If any of your games are still missing or gone (all of them was gone for me when I had this problem), support will give them back to you. Just chat with somebody, and ask them nicely to help.


----------



## zoraswiftfox911 (Dec 25, 2012)

and its not that but everytime i try to install the pirates and nobles pack it says i need to install the medieval first but on origin it said install so i installed the medieval but the installshield wizard stopped responding so i closed it then it said the game was good to go
then it always says software update avalible everytime i open up the launcher then when its done loading this happened [picture]
 |
 |
\/


----------



## Ikaruga (Dec 25, 2012)

zoraswiftfox911 said:


> and its not that but everytime i try to install the pirates and nobles pack it says i need to install the medieval first but on origin it said install so i installed the medieval but the installshield wizard stopped responding so i closed it then it said the game was good to go



Installation problems and missing games are two different problems, just get all the games back first imo.

- Are you running origin and the installations as administrator (right click - run as administrator)?
- Do you have enough space on the drive you are trying to install to?
- Be advised that installations can hang for quite a long time on certain configurations, so don't just terminate them after a minute, wait a little more.


----------



## zoraswiftfox911 (Dec 25, 2012)

i already have all the games back


----------



## lyndonguitar (Dec 25, 2012)

She got the games back, i think its now just a installation problem, 

If you don't mind redownloading., Click the start button, Select control panel then select "uninstall a program", find your games there and uninstall it. restart origin and redownload the whole game.

honestly its much better if you look for help at Origin's help center. https://help.ea.com/en/origin?sso_redirect=1


----------



## zoraswiftfox911 (Dec 25, 2012)

and its really hard to call customer support when u r a 13 year old girl with very strick parents who hate having you on your computer all day


----------



## zoraswiftfox911 (Dec 25, 2012)

okay thats just it, its not in the uninstall window here

yet it on my desktop and i can play it.


----------



## Ikaruga (Dec 25, 2012)

You don't have to call.. support is in the origin menu, 
- press help
-- origin help
--- live chat (at the top)

So the problem is that you can't install a game?


----------



## zoraswiftfox911 (Dec 25, 2012)

pretty much ill try that


----------



## zoraswiftfox911 (Dec 25, 2012)

of course they dont have live chat today its Christmas!!!
ill try tommorrow


----------



## lyndonguitar (Dec 25, 2012)

zoraswiftfox911 said:


> of course they dont have live chat today its Christmas!!!
> ill try tommorrow



okay good luck and merry christmas!


----------



## Ikaruga (Dec 25, 2012)

zoraswiftfox911 said:


> of course they dont have live chat today its Christmas!!!
> ill try tommorrow



It's hard to help without more information :/. I Googled some for you and it seems that many has installation problems with Medieval, so it might be the game and not your system.
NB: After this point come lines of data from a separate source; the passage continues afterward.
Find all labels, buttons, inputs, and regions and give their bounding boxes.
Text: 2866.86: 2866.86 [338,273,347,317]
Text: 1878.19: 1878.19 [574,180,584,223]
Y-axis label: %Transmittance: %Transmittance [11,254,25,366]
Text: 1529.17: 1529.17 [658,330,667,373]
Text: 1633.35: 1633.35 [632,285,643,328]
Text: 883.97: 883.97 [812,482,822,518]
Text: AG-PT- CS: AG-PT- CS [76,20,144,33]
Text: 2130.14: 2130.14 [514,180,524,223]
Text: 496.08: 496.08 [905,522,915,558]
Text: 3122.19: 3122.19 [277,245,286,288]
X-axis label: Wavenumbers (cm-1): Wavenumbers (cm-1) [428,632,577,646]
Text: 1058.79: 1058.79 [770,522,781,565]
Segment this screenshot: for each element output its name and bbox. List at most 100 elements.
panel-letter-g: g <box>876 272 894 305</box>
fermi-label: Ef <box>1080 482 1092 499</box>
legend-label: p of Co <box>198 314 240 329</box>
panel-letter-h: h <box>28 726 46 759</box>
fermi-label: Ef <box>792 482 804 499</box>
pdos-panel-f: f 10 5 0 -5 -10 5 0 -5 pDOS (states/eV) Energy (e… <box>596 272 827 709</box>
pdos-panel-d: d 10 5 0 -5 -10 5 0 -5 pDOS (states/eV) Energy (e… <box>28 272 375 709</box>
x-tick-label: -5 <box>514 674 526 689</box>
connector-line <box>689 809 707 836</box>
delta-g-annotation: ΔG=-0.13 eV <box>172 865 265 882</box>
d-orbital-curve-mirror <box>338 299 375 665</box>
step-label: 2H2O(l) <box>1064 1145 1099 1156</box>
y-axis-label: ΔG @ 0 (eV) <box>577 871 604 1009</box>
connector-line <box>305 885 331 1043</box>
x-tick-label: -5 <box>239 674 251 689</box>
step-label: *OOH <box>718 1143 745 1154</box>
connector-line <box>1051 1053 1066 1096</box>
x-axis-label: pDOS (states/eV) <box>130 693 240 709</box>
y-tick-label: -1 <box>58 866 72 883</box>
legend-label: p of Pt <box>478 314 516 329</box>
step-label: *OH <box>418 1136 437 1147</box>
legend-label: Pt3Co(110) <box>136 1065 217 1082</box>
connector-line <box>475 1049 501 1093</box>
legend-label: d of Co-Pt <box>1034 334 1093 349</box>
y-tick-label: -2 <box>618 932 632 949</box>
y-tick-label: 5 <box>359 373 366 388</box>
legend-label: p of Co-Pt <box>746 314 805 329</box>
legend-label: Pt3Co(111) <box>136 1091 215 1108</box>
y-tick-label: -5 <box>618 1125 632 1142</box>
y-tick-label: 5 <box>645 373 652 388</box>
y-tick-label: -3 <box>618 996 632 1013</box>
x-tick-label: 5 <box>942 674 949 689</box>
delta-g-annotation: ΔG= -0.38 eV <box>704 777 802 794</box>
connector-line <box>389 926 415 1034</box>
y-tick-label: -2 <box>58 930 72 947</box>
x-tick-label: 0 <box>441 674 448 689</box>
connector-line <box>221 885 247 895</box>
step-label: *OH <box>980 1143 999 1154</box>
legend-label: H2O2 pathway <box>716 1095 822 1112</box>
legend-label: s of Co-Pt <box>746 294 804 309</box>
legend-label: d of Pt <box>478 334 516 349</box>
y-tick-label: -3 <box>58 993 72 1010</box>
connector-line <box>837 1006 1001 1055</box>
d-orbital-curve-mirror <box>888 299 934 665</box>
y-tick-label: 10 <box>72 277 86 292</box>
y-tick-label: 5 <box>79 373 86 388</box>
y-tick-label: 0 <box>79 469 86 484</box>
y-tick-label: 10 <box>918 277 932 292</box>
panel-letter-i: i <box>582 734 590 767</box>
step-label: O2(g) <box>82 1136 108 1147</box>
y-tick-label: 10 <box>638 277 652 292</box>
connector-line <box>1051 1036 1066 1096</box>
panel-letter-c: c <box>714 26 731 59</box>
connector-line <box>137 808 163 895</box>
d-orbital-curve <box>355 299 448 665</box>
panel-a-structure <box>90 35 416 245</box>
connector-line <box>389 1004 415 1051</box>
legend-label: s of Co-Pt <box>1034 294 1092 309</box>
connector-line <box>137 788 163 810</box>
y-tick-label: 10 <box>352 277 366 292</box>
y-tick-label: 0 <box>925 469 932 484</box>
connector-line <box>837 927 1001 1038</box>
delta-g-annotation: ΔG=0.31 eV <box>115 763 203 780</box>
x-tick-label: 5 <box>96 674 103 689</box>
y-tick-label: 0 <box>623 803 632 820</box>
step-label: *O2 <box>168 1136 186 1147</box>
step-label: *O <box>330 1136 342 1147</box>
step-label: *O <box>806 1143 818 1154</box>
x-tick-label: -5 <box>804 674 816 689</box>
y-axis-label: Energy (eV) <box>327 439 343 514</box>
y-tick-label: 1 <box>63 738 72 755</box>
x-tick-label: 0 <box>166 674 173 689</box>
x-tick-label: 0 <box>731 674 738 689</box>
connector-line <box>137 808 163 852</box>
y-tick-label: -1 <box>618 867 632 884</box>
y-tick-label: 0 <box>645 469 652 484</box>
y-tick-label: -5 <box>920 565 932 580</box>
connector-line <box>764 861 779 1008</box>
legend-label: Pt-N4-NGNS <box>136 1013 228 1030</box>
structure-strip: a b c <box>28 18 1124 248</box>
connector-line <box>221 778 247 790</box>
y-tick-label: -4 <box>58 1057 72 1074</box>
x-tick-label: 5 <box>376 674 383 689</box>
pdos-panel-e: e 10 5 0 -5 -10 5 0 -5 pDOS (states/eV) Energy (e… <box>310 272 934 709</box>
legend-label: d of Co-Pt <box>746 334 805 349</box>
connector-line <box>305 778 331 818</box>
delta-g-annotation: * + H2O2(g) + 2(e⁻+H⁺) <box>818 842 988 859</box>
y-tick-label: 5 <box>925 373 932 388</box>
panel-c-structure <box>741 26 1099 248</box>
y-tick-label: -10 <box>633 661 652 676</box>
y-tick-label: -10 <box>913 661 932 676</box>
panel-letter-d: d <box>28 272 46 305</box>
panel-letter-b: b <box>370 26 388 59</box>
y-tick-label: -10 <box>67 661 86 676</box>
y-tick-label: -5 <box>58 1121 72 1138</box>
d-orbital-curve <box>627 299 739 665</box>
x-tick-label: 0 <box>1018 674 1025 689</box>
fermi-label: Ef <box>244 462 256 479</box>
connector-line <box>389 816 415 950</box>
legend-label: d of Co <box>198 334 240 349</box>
Try to *manually delete* all files related to that game, run origin in XP compatibility mode (right click on origin icon - properties - Compatibility - check run this program in compatibility mode for: Windows XP (service pack 3)) and reinstall the game. (Don't forget to clear out compatibility mode after the installation)

Please don't do this if you don't know system stuff well, better wait what the support has to say about your problem, and Merry Christmas


----------



## EiSFX (Dec 25, 2012)

Also running regedit and going in to the right section you might be able to just delete the reg entry for medieval them you might be able to install it cuz it will act like the game isen't even there well at least something to that effect


----------



## Morgoth (Dec 25, 2012)

Fuck EA fuck Origin, they say i need to be online to login, but i am online, i made a topic on there retarted forum, and some random user just lold at it
so i deleted origin and battefield 3, im no longer buying anny none steam game


----------



## ThE_MaD_ShOt (Dec 26, 2012)

Crap Daddy said:


> Welcome back erocker.



Yes welcome back buddy.


----------